Agenda 2030 appuntamento per la specie umana

L’agenda 2030 è un appuntamento ineludibile perché offre alla specie umana, responsabile dei danni inflitti all’equilibrio del pianeta, l’opportunità di riparare cambiando direzione rispetto a sistemi produttivi insostenibili. Di insostenibile, però, troppo spesso c’è anche il nostro modo di stare insieme come società, ad esempio imponendo concetti dogmatici di normalità e maggioranza alla varietà e unicità delle persone reali.

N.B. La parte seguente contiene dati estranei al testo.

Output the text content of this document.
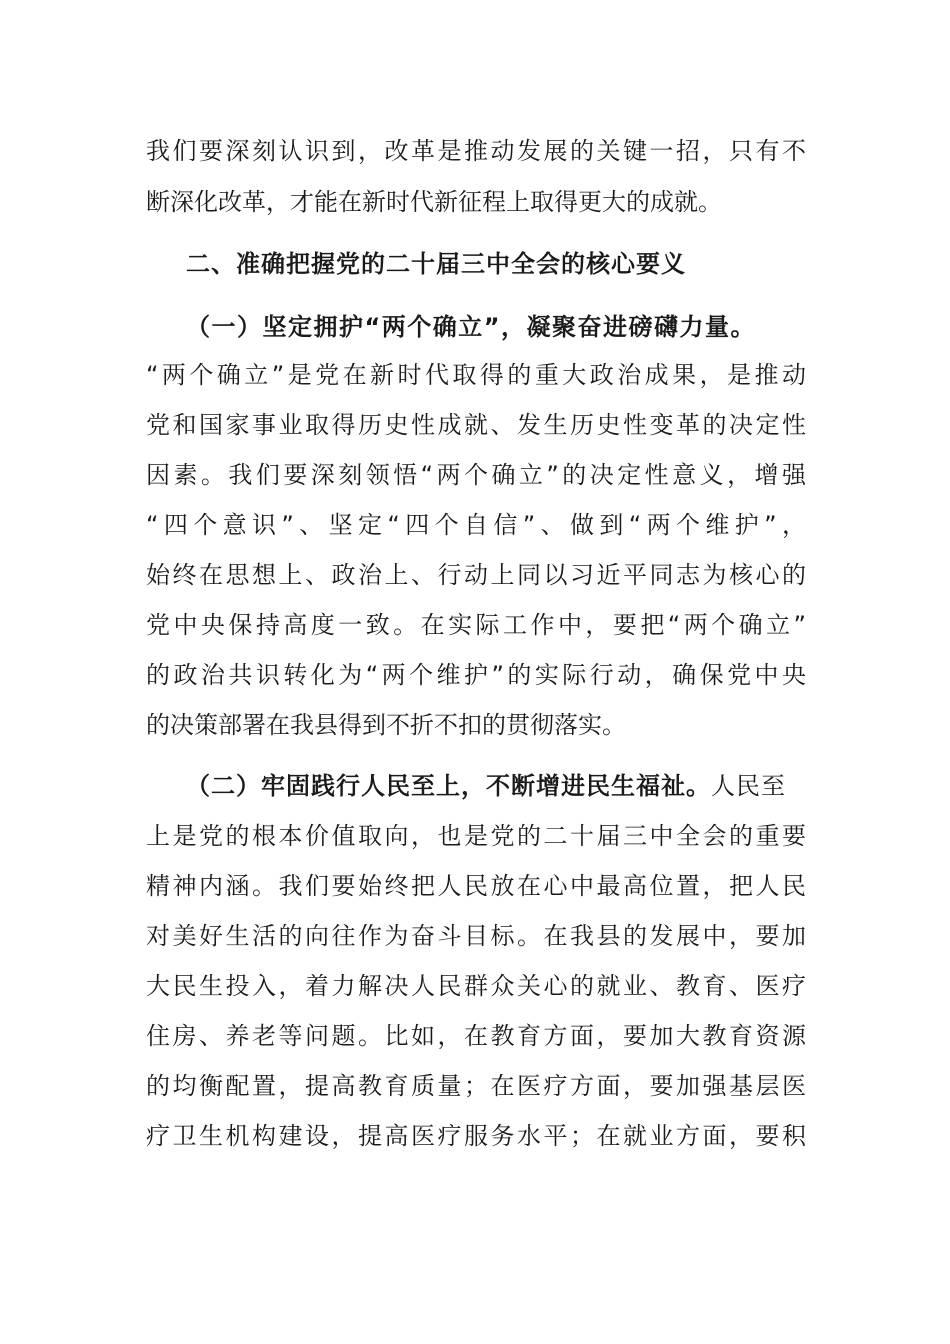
我们要深刻认识到，改革是推动发展的关键一招，只有不
断深化改革，才能在新时代新征程上取得更大的成就。
二、准确把握党的二十届三中全会的核心要义
（一）坚定拥护“两个确立”，凝聚奋进磅礴力量。
“两个确立”是党在新时代取得的重大政治成果，是推动
党和国家事业取得历史性成就、发生历史性变革的决定性
因素。我们要深刻领悟“两个确立”的决定性意义，增强
“四个意识”、坚定“四个自信”、做到“两个维护”，
始终在思想上、政治上、行动上同以习近平同志为核心的
党中央保持高度一致。在实际工作中，要把“两个确立”
的政治共识转化为“两个维护”的实际行动，确保党中央
的决策部署在我县得到不折不扣的贯彻落实。
（二）牢固践行人民至上，不断增进民生福祉。人民至
上是党的根本价值取向，也是党的二十届三中全会的重要
精神内涵。我们要始终把人民放在心中最高位置，把人民
对美好生活的向往作为奋斗目标。在我县的发展中，要加
大民生投入，着力解决人民群众关心的就业、教育、医疗
住房、养老等问题。比如，在教育方面，要加大教育资源
的均衡配置，提高教育质量；在医疗方面，要加强基层医
疗卫生机构建设，提高医疗服务水平；在就业方面，要积
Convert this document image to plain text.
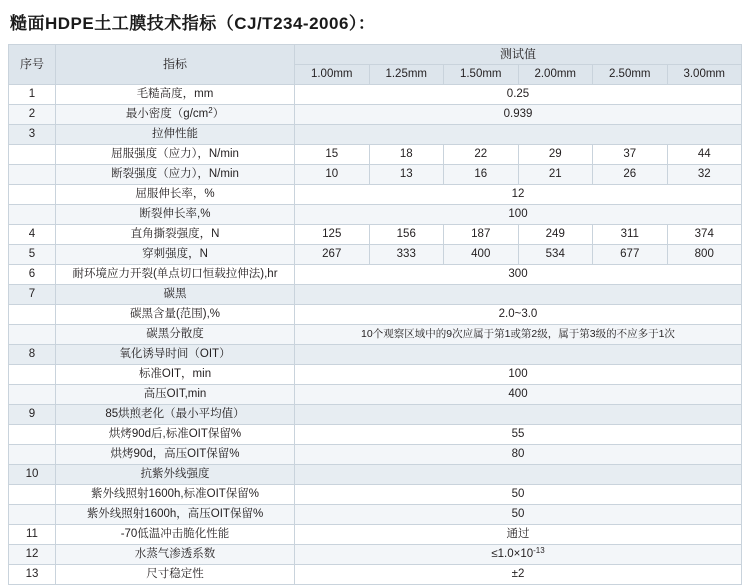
糙面HDPE土工膜技术指标（CJ/T234-2006）：
序号	指标	测试值					
		1.00mm	1.25mm	1.50mm	2.00mm	2.50mm	3.00mm
1	毛糙高度，mm	0.25					
2	最小密度$(g/cm^2)$	0.939					
3	拉伸性能						
	屈服强度（应力），N/min	15	18	22	29	37	44
	断裂强度（应力），N/min	10	13	16	21	26	32
	屈服伸长率，%	12					
	断裂伸长率,%	100					
4	直角撕裂强度，N	125	156	187	249	311	374
5	穿刺强度，N	267	333	400	534	677	800
6	耐环境应力开裂(单点切口恒载拉伸法),hr	300					
7	碳黑						
	碳黑含量(范围),%	2.0~3.0					
	碳黑分散度	10个观察区域中的9次应属于第1或第2级，属于第3级的不应多于1次					
8	氧化诱导时间（OIT）						
	标准OIT，min	100					
	高压OIT,min	400					
9	85烘煎老化（最小平均值）						
	烘烤90d后,标准OIT保留%	55					
	烘烤90d，高压OIT保留%	80					
10	抗紫外线强度						
	紫外线照射1600h,标准OIT保留%	50					
	紫外线照射1600h，高压OIT保留%	50					
11	-70低温冲击脆化性能	通过					
12	水蒸气渗透系数	$\le 1.0\times 10^{-13}$
13	尺寸稳定性	±2					
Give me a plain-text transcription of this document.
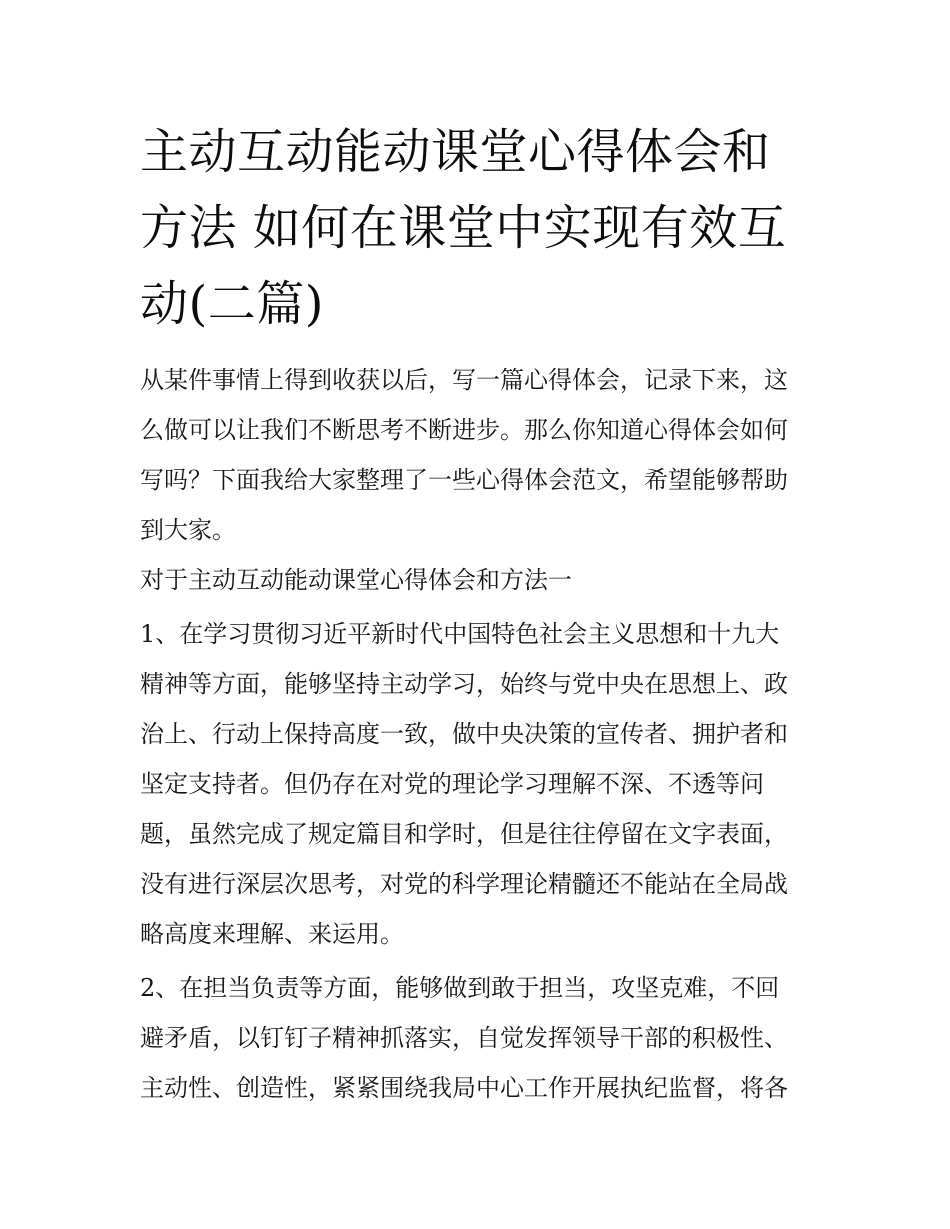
主动互动能动课堂心得体会和
方法 如何在课堂中实现有效互
动(二篇)
从某件事情上得到收获以后，写一篇心得体会，记录下来，这
么做可以让我们不断思考不断进步。那么你知道心得体会如何
写吗？下面我给大家整理了一些心得体会范文，希望能够帮助
到大家。
对于主动互动能动课堂心得体会和方法一
1、在学习贯彻习近平新时代中国特色社会主义思想和十九大
精神等方面，能够坚持主动学习，始终与党中央在思想上、政
治上、行动上保持高度一致，做中央决策的宣传者、拥护者和
坚定支持者。但仍存在对党的理论学习理解不深、不透等问
题，虽然完成了规定篇目和学时，但是往往停留在文字表面，
没有进行深层次思考，对党的科学理论精髓还不能站在全局战
略高度来理解、来运用。
2、在担当负责等方面，能够做到敢于担当，攻坚克难，不回
避矛盾，以钉钉子精神抓落实，自觉发挥领导干部的积极性、
主动性、创造性，紧紧围绕我局中心工作开展执纪监督，将各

Eugenia Romanelli è certa che si possano costruire società virtuose solo creando le condizioni affinché ogni individuo possa sviluppare ed esprimere le sue potenzialità; e spiega che le leve più efficaci per mettere in moto questo processo sono il pensiero divergente, la creatività, il dare voce ai punti di vista altri di cui sono portatrici le persone e le comunità finora marginalizzate, per abbattere i pregiudizi di cui la nostra mentalità è ancora piena. E’ per questo che ha fondato il movimento culturale ReWriters, che attraverso la sua molteplicità di voci punta a fare informazione e divulgazione per una cultura delle unicità.

Finora soggetti politici e organizzazioni – con qualche bella eccezione – ne sanno poco di sostenibilità sociale e poco hanno fatto per raggiungerla, ma a suo modo anche questa è una buona notizia: vuol dire che possiamo fare ancora tanto.